Question

1. you can classify polygons by the number of sides they have.

a. graph the points a(-3, 4), b(-4, -2), c(1, -2), and d(0, 4). connect a to b to c to d to a. what names can you use to describe this polygon? explain.

b. use the points you graphed in part a. what are the possible coordinates of a point e if ade is a right triangle where angle d is the right angle? explain.

Explanation:

Step1: Plot given points

Plot $A(-3, 4)$, $B(-4, -2)$, $C(1, -2)$, $D(0, 4)$ on the coordinate plane, then connect $A \to B \to C \to D \to A$.

Step2: Count sides & check sides/angles

Count sides: 4 sides, so it is a quadrilateral.
Calculate side lengths:

• Length of $AB$: $\sqrt{(-3+4)^2 + (4+2)^2} = \sqrt{1+36} = \sqrt{37}$
• Length of $BC$: $\sqrt{(-4-1)^2 + (-2+2)^2} = \sqrt{25+0} = 5$
• Length of $CD$: $\sqrt{(1-0)^2 + (-2-4)^2} = \sqrt{1+36} = \sqrt{37}$
• Length of $DA$: $\sqrt{(0+3)^2 + (4-4)^2} = \sqrt{9+0} = 3$

Check parallel sides: $AD$ (from $(-3,4)$ to $(0,4)$) and $BC$ (from $(-4,-2)$ to $(1,-2)$) are horizontal (same y-value), so $AD \parallel BC$. $AB = CD = \sqrt{37}$, so it is an isosceles trapezoid.

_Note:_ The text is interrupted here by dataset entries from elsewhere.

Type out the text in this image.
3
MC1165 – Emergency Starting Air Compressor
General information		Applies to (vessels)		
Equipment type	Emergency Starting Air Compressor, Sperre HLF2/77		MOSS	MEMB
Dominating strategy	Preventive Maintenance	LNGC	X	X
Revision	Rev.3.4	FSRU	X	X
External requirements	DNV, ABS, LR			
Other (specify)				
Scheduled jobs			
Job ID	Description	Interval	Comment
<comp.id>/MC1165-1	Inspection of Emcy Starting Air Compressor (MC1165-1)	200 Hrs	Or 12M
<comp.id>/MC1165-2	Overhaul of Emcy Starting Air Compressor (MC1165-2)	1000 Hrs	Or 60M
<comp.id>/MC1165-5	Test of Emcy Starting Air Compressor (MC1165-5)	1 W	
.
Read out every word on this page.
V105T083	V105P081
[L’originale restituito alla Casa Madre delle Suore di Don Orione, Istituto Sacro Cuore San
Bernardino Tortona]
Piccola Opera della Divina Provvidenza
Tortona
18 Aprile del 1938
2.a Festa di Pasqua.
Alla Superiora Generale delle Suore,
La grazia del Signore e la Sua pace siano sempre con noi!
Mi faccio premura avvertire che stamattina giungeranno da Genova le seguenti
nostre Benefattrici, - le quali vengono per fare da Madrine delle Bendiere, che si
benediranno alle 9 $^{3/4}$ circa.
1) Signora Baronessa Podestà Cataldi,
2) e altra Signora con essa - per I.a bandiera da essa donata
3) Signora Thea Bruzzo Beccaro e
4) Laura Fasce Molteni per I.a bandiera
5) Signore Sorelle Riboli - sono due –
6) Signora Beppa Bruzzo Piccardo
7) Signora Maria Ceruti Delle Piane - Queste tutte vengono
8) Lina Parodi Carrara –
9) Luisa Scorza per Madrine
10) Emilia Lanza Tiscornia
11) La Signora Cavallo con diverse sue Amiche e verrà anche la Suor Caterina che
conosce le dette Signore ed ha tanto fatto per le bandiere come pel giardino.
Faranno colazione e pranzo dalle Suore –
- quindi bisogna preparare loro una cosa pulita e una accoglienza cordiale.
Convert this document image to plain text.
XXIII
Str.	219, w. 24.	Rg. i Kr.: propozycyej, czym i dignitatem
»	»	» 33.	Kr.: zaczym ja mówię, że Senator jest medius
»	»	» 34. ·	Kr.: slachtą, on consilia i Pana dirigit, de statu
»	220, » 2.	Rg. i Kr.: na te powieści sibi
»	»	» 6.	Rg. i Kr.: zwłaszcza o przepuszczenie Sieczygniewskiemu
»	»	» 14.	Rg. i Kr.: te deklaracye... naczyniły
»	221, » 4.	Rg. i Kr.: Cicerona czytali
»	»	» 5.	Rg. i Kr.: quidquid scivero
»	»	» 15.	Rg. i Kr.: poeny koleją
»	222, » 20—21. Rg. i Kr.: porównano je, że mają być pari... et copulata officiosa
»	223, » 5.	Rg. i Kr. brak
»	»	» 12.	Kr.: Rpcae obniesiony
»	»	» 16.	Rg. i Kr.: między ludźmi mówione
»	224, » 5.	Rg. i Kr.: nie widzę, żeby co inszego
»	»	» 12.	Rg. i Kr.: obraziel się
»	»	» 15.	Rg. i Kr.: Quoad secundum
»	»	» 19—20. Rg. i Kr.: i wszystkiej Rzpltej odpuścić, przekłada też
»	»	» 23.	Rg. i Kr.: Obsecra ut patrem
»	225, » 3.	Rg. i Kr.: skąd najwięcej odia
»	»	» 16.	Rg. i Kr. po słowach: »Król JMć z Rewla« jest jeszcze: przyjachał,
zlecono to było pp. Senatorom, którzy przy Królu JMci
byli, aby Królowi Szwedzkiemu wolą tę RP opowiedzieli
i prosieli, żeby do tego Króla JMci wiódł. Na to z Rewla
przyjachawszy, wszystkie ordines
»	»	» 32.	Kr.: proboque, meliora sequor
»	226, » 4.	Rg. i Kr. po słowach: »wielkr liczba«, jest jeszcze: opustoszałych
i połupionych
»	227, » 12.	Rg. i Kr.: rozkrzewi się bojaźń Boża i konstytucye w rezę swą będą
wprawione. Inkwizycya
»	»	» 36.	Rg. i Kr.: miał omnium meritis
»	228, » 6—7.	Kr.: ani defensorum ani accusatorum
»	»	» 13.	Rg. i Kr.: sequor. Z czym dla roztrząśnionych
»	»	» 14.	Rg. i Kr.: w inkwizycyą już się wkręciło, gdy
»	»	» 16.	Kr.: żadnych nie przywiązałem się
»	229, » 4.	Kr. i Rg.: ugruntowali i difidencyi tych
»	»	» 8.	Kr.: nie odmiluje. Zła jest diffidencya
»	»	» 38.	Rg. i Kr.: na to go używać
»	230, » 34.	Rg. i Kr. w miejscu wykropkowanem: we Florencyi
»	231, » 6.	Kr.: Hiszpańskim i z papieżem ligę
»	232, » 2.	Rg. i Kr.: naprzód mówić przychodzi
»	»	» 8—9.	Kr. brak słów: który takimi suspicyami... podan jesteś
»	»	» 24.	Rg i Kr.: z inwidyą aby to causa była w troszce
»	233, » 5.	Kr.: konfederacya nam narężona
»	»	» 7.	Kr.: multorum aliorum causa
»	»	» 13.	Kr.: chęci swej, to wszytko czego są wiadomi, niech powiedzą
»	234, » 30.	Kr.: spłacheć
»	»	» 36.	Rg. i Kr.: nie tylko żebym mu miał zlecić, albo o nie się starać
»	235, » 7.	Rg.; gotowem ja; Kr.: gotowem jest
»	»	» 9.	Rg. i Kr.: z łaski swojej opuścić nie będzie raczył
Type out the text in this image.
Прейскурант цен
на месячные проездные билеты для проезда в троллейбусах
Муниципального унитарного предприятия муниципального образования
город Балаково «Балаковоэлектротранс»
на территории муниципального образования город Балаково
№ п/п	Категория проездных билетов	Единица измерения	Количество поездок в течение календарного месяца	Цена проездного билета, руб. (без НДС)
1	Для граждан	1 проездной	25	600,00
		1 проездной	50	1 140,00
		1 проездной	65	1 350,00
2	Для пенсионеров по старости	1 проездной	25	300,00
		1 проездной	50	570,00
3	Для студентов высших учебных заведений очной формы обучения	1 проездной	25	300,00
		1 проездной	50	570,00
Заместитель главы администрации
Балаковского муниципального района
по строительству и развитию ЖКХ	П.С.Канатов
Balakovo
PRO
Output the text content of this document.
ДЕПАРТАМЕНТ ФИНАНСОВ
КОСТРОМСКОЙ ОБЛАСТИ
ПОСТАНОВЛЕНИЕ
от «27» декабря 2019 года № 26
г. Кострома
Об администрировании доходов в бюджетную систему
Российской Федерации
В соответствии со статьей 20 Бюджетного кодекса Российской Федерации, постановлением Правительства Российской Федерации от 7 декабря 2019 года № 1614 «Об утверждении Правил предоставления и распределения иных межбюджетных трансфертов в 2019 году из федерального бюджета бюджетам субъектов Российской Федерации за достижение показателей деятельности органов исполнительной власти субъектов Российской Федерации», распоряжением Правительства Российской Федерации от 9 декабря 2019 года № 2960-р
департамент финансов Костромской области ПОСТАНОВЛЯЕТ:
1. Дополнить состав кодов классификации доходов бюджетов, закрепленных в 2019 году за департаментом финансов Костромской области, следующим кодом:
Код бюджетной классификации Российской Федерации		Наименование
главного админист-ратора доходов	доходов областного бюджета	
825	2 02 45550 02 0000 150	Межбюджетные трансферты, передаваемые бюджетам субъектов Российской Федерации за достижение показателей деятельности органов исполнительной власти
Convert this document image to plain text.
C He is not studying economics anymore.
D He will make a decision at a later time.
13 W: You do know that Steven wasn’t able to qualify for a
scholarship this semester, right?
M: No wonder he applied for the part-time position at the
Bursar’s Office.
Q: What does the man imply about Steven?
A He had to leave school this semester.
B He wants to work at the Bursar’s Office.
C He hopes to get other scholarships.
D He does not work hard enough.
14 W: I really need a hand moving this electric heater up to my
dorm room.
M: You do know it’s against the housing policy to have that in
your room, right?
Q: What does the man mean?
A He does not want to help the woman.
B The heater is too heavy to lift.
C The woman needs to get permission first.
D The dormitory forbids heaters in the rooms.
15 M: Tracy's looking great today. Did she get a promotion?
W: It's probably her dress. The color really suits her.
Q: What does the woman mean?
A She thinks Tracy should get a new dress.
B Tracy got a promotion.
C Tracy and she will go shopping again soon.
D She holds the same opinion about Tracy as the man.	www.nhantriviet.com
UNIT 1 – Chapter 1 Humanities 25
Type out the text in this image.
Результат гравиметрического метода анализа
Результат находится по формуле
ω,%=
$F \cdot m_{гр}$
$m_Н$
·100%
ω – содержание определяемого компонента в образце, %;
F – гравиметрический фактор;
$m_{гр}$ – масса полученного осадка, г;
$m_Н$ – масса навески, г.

Step3: Solve for point E (Part B)

Right angle at $D(0,4)$, so $\overrightarrow{DE} \perp \overrightarrow{DA}$.
$\overrightarrow{DA} = A - D = (-3-0, 4-4) = (-3, 0)$ (horizontal left vector). A perpendicular vector is vertical (x-component 0).
Let $E=(0, y)$. For $\triangle ADE$ to be valid, $y
eq 4$.

Answer:

Part A:

This polygon is a quadrilateral (since it has 4 sides) and an isosceles trapezoid. It is a trapezoid because it has one pair of parallel sides ($AD$ and $BC$ are both horizontal, so they are parallel). It is isosceles because the non-parallel sides ($AB$ and $CD$) are equal in length ($\sqrt{37}$ each).

Part B:

Possible coordinates for $E$ are all points of the form $\boldsymbol{(0, y)}$ where $y$ is any real number except 4 (e.g., $(0, 5)$, $(0, -1)$). This is because $\overrightarrow{DA}$ is horizontal, so a line perpendicular to $DA$ at $D$ is the vertical line $x=0$; any point on this line (other than $D$ itself) forms a right angle at $D$ with points $A$ and $D$.